Are these drugs available on the NHS?
The National Institute for Health and Clinical Excellence (NICE) guideline, which outlines best practice for the treatment and management of MS in the NHS inEngland,WalesandNorthern Ireland, recommends Viagra as the first line of treatment for erectile dysfunction. However, at the time the guideline was published neither Cialis nor Levitra was widely available. You should discuss with your doctor which drug might be suitable for you. Sometimes the first time you take the drug it may not work that well. It’s worth trying it a few times to see how effective it is for you and your partner. If one drug does not work for you then you may want to try one of the others.
NMOSD is also on the list of conditions for which erectile dysfunction treatments can be prescribed on the NHS. So your GP can prescribe you one of these pro-erectile treatments and you would just pay the prescription charge. With the exception of Cialis one-a-day, prescriptions will generally be limited to one dose per week, and it is normally recommended that you only take one dose in a 24-hour period.
What about buying online?
Even though there are all sorts of drugs for sale on the internet, medications for sexual dysfunction do need to be prescribed by your doctor who knows your medical history and the other medicines you take (and any possible interactions), and can discuss any potential side effects. This group of drugs may not be suitable for everyone and it’s important to discuss their use with your doctor. They are not always appropriate for men with certain conditions such as heart disease or hypotension.
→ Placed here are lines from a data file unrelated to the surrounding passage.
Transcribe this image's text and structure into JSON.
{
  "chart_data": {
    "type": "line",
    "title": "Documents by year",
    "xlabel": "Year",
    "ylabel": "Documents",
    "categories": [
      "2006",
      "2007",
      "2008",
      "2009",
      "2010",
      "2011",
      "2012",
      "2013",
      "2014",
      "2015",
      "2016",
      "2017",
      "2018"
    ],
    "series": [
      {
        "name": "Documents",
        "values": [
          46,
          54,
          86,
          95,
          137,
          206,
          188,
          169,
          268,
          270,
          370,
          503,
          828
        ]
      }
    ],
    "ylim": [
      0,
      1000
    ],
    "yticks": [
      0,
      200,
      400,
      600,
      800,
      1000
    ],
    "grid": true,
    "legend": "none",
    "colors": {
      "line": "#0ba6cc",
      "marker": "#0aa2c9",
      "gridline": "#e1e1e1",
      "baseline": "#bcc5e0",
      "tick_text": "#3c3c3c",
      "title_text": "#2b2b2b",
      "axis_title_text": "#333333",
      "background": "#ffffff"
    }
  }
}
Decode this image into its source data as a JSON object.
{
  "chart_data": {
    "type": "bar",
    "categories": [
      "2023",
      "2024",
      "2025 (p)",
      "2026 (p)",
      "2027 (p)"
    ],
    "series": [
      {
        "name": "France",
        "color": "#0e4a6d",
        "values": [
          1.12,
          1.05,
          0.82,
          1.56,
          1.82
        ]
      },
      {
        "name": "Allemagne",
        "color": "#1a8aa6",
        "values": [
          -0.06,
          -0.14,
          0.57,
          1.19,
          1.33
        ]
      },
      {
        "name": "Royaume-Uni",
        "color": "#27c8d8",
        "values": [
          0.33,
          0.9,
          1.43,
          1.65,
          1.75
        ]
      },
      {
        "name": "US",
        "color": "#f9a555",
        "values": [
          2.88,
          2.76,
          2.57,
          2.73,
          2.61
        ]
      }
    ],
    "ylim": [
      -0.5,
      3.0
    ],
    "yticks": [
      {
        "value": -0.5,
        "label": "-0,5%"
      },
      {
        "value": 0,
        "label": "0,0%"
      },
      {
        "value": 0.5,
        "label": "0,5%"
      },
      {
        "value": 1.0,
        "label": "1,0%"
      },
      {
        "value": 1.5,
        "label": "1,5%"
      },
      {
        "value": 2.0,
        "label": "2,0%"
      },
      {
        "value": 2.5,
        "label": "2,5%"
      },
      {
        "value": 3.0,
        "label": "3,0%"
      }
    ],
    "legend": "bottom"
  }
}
What other treatments are available for sexual dysfunction in men?
Not all men find pills effective in treating erectile dysfunction. There are other treatments available, though these are generally less successful.
This treatment involves surgically placing devices into both sides of the penis. These implants consist of either inflatable or malleable (bendable) rods. Inflatable devices allow you to control when and how long you have an erection. The malleable rods keep your penis firm but bendable.
Vacuum devices can also be helpful. They work by fitting a plastic tube over the penis and use a hand pump to create vacuum pressure that results in blood flow into the penis. A ring is then placed around the base of the penis to maintain the erection created. The ring is removed after intercourse. Unfortunately, whilst this can help with erection, it will not bring back sensation.
Is there a treatment that helps with ejaculation?
Although the treatments described above are all potentially effective for erectile dysfunction, there is no treatment as yet that really helps with ejaculation. Being able to maintain an erection for longer can help, but ejaculation may remain a problem. Although NMOSD does not affect fertility itself, men who are unable to ejaculate will clearly have a problem if trying to father a child. If this is the case, you should ask to be referred to a fertility clinic for help.